The free time issue is crucial. In Mirror-World, all written language is printed in reverse. Every book, every sign, every cereal box and bureaucratic form and legal notice arrives mirror-imaged, rendering it, for all practical purposes, unreadable by anyone without a mirror, considerable patience, and a willingness to accept that the universe is having a laugh at their expense. The result is that Mirror-World people simply do not read. They have, by force of dimensional circumstance, been liberated from the written word, and they have filled this newly vacated expanse of time with what turns out to be their primary cultural pursuit: watching us.
This is not metaphorical. This is not a commentary on parasocial consumption or the attention economy, though it absolutely is both of those things. The inhabitants of Mirror-World have developed a robust pastime built entirely around loitering near portal rooms, waiting for one of us to wander into viewing range, and then either staring with a focused, unnerving intensity, or pretending — with theatrical unconvincingness — that they haven’t noticed us at all. The latter is considered high comedy in Mirror-World. You can always tell when they’re doing it because they keep sneaking little sideways glances through the portal, the same way a person tries to discreetly observe a minor celebrity at a restaurant and convinces absolutely nobody that they’re not impressed by such things.

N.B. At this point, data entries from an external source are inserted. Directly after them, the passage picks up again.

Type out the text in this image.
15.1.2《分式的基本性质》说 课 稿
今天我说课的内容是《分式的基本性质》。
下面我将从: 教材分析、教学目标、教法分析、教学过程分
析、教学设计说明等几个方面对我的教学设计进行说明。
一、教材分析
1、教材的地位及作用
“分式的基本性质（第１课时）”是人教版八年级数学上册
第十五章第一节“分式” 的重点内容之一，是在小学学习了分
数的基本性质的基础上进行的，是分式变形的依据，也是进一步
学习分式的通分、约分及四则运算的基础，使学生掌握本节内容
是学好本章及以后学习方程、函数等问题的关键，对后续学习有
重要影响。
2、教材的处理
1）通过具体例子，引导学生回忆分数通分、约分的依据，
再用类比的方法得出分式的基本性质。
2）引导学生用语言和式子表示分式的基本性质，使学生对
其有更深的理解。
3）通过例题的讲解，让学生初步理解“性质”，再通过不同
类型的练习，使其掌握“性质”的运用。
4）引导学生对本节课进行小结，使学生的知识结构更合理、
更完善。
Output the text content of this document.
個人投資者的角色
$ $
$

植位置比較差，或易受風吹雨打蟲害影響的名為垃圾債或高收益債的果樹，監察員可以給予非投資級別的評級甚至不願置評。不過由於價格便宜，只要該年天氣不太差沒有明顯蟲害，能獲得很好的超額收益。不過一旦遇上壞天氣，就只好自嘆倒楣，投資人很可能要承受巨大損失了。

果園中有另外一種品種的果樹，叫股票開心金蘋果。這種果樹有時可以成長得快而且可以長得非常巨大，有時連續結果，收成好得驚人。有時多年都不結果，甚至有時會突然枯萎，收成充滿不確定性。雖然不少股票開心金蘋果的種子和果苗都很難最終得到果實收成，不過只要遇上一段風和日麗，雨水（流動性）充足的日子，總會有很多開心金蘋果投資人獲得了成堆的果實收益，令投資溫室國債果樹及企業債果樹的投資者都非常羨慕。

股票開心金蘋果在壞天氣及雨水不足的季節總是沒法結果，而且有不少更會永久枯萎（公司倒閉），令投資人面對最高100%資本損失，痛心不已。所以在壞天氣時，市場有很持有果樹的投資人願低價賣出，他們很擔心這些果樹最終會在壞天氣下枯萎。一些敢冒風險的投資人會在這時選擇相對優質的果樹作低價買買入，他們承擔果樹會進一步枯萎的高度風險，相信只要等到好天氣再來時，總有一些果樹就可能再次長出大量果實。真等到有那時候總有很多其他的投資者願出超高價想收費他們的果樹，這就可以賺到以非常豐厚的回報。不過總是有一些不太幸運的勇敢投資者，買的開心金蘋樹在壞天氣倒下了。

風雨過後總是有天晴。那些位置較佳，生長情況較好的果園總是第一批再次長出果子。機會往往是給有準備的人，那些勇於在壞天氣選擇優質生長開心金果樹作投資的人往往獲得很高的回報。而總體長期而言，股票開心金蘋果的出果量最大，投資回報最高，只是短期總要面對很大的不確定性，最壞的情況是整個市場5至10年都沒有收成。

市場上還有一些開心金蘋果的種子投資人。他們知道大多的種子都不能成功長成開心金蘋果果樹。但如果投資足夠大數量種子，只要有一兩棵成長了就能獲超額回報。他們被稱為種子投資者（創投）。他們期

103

The truth, insofar as anything about Mirror-World qualifies as truth, is this: they are hopelessly, helplessly, somewhat pathetically in love with us. They have always been. They arrange their days around the possibility of our appearance. They perform indifference as a form of flirtation. They do not write, do not collide, do not obey the Inverse Square Law, and they spend the resulting surplus of time and psychic energy absolutely besotted with a version of reality they can see but never touch.
What exactly is this strange world? It’s an enigma, wrapped in a riddle, surrounded by soft, gooey caramel. I believe it’s safe to say that nobody really knows. However, I do have my suspicions.
Mirror-World people are strange. But then again — and here is the part worth sitting with, the part that makes the portal’s silver transparency feel almost appropriate — they are, in the most technical sense, us. Reflected. Reversed. Left-handed where we are right.
Looking back in a way that, somehow, we cannot quite see ourselves doing. Although, I suspect we do.